Glauben und (Ohn-)Macht

Film „Die Aussprache“: Oscarnominiert und bewegend

Der preisgekrönte US-Film „Die Aussprache“ widmet sich aus christlich-biblischer Perspektive den Themen Rache und Vergebung.
Kinostart - "Die Aussprache"
Foto: Michael Gibson (Orion Releasing LLC/Universal) | Der Großteil des Films spielt sich kammerspielartig in einer Scheune ab, wo die Frauen miteinander beraten, was sie tun sollen: Ihren Peinigern vergeben, wie es der Glaube verlangt?

Es gibt anspruchsvolle Filme, die einerseits gesellschaftlich relevante Themen behandeln – über die jedoch auch viele Kritiker sagen, dass diese nur deshalb hergestellt werden, um möglichst viele Filmpreise zu gewinnen. Und es gibt Blockbuster-Filme, die letztendlich nur gedreht werden, um Menschen gut zu unterhalten und dabei möglichst viel Gewinn zu machen.

„Die Aussprache“, im Original „Women Talking“, der seit dem 9. Februar in den deutschen Kinos läuft, gehört auf den ersten Blick zur ersten Kategorie: Der Film wurde in der Filmpreissaison 2022/23 weltweit bisher für mehr als 150 Auszeichnungen nominiert, von denen das Werk bereits über 30 Preise gewinnen konnte. Von daher wundert es auch nicht, dass der Film in zwei wichtigen Kategorien in das diesjährige Oscar-Rennen geht: Er wurde für den „Besten Film“ und das „Beste adaptierte Drehbuch“ nominiert. Doch die zahlreichen Nominierungen und Auszeichnungen, welche der „Aussprache“ bislang zuteil geworden sind, sind mehr als gerechtfertigt.

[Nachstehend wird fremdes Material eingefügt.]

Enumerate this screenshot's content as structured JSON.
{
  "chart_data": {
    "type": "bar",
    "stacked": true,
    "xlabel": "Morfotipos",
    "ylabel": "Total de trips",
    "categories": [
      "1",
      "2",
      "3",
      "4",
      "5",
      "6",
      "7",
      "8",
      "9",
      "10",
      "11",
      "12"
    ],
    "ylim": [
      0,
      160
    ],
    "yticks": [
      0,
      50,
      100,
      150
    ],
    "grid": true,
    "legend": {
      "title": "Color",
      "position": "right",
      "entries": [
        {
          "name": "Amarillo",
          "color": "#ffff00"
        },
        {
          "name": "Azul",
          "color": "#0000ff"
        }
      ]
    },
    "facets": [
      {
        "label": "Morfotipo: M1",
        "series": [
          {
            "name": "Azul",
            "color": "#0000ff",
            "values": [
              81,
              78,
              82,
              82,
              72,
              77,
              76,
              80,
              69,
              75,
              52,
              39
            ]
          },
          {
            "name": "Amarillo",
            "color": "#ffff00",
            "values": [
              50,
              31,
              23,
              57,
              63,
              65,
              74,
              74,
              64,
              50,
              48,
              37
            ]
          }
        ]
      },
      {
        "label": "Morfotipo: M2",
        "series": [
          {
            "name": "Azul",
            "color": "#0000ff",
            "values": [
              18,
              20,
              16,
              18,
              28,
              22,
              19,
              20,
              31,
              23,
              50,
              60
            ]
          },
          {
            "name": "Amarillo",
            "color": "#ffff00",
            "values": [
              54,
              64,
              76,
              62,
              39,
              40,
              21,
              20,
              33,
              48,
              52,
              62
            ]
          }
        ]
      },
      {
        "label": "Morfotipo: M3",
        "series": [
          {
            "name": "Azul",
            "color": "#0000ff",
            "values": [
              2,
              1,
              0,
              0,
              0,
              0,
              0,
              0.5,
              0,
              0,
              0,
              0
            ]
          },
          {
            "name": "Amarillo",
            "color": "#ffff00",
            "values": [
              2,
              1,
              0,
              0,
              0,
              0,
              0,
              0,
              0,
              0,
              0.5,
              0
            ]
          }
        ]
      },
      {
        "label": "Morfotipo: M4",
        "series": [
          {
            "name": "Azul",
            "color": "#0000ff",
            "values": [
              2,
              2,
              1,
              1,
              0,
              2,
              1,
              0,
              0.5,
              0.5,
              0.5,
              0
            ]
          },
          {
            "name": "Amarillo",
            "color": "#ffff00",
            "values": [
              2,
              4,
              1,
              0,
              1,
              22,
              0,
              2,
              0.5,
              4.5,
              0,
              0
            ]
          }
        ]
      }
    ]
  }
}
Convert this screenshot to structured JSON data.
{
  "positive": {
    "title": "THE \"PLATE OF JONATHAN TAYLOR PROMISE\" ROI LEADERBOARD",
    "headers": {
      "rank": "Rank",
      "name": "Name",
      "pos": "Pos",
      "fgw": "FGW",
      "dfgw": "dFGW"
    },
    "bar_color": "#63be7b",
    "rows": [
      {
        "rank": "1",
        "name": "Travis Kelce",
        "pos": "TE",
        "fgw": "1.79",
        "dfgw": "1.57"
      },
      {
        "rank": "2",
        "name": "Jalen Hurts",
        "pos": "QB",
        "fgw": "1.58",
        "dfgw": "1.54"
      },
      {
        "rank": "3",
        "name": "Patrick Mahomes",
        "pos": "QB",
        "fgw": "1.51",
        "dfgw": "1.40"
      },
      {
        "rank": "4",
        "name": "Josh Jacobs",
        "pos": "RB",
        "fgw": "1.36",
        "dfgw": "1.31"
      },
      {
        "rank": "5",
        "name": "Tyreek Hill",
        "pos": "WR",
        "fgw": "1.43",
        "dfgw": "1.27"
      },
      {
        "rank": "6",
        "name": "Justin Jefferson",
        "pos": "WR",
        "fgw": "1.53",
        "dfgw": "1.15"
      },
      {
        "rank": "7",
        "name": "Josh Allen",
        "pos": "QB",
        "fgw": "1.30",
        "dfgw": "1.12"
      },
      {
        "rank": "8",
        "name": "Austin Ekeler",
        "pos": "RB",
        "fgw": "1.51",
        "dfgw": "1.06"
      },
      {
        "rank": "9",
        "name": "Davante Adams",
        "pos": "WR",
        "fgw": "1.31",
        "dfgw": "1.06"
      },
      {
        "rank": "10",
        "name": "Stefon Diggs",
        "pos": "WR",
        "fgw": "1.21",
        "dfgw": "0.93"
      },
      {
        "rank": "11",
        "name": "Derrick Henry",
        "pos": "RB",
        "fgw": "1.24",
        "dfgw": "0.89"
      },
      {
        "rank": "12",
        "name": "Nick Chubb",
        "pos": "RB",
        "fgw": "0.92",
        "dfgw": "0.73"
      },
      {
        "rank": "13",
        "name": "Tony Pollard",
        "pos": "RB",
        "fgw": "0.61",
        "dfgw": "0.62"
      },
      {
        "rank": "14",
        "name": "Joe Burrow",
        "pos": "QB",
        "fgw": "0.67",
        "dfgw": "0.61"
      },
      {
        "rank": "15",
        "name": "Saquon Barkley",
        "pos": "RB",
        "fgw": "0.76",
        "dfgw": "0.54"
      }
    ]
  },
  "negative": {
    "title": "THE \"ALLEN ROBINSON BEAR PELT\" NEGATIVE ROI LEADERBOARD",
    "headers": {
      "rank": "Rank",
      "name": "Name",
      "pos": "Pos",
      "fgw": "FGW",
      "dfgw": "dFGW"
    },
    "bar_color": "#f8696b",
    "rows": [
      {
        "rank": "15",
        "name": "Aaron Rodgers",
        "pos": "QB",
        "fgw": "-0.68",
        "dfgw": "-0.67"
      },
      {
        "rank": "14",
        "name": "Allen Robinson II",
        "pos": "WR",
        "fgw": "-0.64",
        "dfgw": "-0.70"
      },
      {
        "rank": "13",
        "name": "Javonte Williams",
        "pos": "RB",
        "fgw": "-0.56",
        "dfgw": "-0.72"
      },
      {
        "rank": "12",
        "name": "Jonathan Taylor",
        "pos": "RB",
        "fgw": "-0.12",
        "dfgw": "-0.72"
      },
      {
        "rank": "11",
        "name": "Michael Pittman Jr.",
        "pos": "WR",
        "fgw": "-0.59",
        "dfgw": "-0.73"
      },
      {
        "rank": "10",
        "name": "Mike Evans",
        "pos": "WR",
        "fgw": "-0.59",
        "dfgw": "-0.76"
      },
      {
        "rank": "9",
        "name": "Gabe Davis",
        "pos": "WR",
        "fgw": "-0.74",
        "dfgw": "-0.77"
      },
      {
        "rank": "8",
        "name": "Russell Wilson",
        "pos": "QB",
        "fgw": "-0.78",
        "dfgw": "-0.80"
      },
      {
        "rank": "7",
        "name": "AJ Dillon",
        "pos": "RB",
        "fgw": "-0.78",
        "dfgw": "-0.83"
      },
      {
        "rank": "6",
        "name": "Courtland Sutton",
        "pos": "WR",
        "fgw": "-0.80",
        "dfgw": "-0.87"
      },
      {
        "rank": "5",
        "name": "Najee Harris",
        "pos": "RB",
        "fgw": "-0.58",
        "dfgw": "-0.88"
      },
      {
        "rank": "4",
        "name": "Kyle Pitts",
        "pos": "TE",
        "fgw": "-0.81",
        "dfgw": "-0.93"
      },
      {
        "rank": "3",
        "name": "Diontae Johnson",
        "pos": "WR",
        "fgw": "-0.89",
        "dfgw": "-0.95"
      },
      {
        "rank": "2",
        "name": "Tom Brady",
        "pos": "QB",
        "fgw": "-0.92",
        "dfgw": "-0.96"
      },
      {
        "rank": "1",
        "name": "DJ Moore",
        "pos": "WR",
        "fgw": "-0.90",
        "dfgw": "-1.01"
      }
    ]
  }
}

Die (Ohn-)Macht der Frauen zur Sprache bringen

Die Geschichte des Films basiert auf dem gleichnamigen Roman von der mehrfach preisgekrönten Autorin Miriam Toews aus dem Jahr 2018, der unter anderem von New York Times und Washington Post als bestes Buch des Jahres angepriesen wurde. Ihr Buch wurde dabei von realen Ereignissen inspiriert, die sich im Jahr 2009 in Bolivien zutrugen: Sieben Männer einer mennonitischen Kolonie mussten sich wegen Vergewaltigung von 60 Frauen aus ihrer Glaubensgemeinschaft vor Gericht verantworten. Sogar Schwangere und Minderjährige sollen unter den Missbrauchsopfern gewesen sein.

Die dreifache Oscarpreisträgerin Frances McDormand, die in dem Film eine kleine, aber beeindruckende Nebenrolle spielt, holte sich die Rechte an dem Bestseller und produzierte „Die Aussprache“ gemeinsam mit dem Oscarprämierten Produzentenduo Dede Gardner und Jeremy Kleiner sowie Brad Pitt als ausführendem Produzenten. Die oscarnominierte Regisseurin Sarah Polley hat die Regie übernommen und aus den tragischen Ereignissen schließlich ein Drehbuch verfasst, das emotional berührt, künstlerisch überzeugt und brandaktuelle Themen aufgreift, die für viele Diskussionen sorgen dürften. In den anspruchsvollen Hauptrollen beeindruckt zudem eine hochkarätige Besetzung, darunter die zweifach oscarnominierte Rooney Mara, die zweifache Emmy-Preisträgerin Claire Foy, die oscarnominierte Jessie Buckley sowie Golden-Globe-Gewinner Ben Whishaw.

Im Zentrum des Films stehen einige Frauen und Mädchen einer abgeschiedenen mennonitischen Gemeinschaft, die es nicht gewohnt sind, Intimes miteinander zu teilen und über ihre weiblichen Körper und Sexualität im Allgemeinen zu sprechen. Doch als sich sexuelle und gewaltsame Übergriffe einiger männlicher Mitglieder mehren, müssen eben diese Frauen und Mädchen neu lernen miteinander zu reden, das Erlebte ins Wort zu bringen und dabei eine folgenschwere Entscheidung treffen.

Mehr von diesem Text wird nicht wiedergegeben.